Capital custody in offshore accounts can be a bad strategy for Russians.

Secured Russians choose offshore capital custody. This is already said openly – unfortunately, this is the reality of business in our country. The employee of the Paris School of Economics has recently announced the full scope of the current situation. Philip Novokmet made a report at the Gaidar Forum on inequality, taking as the basis figures accumulated over the past 25 years. For this period, the Russian national income has grown by 40%, but the expert focuses on the fact that it is not clear who really benefited from this.

How does capital custody in foreign accounts protect the Russians?

According to the World Inequality Laboratory, in 2015, about half of the Russian capital was in offshore accounts. The amount of funds contained in foreign “tax havens” is 85% of the total national income. The offshore capital of our compatriots is three times more than the foreign assets of the whole country. These are very impressive figures, however, a number of researchers is convinced that since 2015, the situation has changed a lot, and the Russians have revised their approaches to capital custody.

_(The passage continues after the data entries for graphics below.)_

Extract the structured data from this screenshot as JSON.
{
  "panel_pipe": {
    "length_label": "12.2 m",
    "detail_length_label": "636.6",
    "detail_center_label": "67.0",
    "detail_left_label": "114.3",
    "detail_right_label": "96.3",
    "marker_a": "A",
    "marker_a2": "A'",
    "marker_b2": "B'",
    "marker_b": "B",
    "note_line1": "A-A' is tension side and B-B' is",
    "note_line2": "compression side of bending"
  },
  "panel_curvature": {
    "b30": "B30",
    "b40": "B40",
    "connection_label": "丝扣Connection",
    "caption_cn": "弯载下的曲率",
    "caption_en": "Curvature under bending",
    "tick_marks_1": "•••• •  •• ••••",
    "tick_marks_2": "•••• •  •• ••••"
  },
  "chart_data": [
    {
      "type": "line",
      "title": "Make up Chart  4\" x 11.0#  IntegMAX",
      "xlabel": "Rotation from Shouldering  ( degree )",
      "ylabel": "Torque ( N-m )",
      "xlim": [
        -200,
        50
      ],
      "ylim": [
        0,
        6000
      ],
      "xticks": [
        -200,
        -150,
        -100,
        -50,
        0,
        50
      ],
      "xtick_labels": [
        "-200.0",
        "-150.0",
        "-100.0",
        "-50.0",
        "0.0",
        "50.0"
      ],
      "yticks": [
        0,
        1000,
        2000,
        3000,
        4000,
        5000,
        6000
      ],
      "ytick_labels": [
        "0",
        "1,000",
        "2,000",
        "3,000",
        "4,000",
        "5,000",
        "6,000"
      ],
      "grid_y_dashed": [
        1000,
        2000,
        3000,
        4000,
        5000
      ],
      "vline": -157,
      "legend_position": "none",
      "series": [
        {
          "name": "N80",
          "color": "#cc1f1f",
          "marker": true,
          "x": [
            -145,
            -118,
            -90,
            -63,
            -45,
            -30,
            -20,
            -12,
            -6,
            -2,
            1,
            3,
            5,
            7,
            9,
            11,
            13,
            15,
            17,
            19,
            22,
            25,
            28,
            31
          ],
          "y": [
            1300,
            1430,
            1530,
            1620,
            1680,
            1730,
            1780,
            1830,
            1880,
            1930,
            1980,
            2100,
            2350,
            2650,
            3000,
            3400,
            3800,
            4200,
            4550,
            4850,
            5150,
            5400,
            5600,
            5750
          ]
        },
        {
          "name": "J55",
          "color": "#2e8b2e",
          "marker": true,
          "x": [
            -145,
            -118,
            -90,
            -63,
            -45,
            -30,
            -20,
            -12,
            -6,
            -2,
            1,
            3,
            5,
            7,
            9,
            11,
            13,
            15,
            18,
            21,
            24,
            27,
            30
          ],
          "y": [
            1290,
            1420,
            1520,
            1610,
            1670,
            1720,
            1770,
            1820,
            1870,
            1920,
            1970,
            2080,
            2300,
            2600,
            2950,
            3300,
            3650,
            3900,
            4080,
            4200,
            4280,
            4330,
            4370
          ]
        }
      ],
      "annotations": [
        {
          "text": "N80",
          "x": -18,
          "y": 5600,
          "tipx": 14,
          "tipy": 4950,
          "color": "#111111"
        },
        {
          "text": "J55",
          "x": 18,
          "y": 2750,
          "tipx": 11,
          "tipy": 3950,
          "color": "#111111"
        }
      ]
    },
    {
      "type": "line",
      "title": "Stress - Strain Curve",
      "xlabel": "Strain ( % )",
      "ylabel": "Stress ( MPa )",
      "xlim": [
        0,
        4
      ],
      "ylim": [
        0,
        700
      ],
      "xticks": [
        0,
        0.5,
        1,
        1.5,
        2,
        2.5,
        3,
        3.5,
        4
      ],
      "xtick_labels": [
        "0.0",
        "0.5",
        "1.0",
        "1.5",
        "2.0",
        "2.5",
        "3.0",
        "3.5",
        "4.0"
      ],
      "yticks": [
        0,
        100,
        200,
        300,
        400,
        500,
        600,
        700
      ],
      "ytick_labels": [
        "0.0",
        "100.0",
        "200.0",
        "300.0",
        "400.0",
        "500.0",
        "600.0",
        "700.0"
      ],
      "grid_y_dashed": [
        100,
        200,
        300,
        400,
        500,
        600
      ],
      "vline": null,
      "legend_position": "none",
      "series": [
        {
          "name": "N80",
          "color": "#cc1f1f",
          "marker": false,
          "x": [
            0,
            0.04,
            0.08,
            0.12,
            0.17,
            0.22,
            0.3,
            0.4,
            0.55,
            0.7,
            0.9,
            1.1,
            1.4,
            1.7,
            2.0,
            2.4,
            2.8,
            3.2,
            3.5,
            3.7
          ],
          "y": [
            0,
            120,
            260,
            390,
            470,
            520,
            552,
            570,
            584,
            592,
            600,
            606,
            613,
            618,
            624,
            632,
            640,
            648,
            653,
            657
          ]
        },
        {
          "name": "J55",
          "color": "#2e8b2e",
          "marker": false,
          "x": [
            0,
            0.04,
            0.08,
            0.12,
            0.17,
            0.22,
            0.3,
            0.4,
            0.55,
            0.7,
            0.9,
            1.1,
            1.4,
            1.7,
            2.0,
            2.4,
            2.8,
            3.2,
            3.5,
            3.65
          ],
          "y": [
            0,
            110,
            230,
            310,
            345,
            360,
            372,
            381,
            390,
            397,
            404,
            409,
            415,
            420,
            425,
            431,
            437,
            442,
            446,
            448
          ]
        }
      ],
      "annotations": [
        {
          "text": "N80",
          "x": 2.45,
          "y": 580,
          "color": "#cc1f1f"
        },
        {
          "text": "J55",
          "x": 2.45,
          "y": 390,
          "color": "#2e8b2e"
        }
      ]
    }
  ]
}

First, it is worth making an allowance for sanctions. Entrepreneurs can hope that only Oleg Deripaska got under trouble and can take measures to save their own savings. This is exactly what every second VIP client of a foreign bank usually does. A year ago, domestic banks reported on capital inflows from abroad after all the talk about sanctions. However, as soon as the next such conversations subside, the capital is sent back abroad. Secondly, it needs to remember the compliance aggravated increasingly. Banks of many offshore zones no longer want to make concessions to Russian clients. Thus, in Latvia, ABLV was liquidated forcibly, in which 30% of clients were Russians. The bank was accused of laundering funds, withdrawing assets and other illegal operations. Many experts have confirmed that our millionaires used this financial institution as “laundry”. Other banks took the story of ABLV as a signal that money from the Russian Federation is toxic. This can be seen from the behavior of the Cyprus financial institutions. Thus, according to many analysts, banks demand from Russian clients documents confirming income.

Of course, foreign banks do not refuse specifically to keep the capital of the Russians – they simply cannot obey the European rules. This again suggests that the offshore issue has undergone changes throughout the world. In 2019, tightening of banking policy is expected in Bermuda, Cayman, and the British Virgin Islands. The same can be said about the Bahamas, Seychelles, Mauritius, Maine, Jersey and Guernsey. Companies registered in these territories must have a real office, staff and equipment.

Another factor is capital amnesty. The first stage of the private capital return program in the Russian Federation was conducted at the end of 2015. Russian millionaires and billionaires were offered to quietly return all funds to domestic accounts without fear of opening a criminal case. The first such appeal was not very successful – in 2016-2017, only 7,000 declarations were collected. The second round has just recently ended, so it is too early to ascertain the results, but analysts expect a more powerful inflow of capital into the Russian Federation.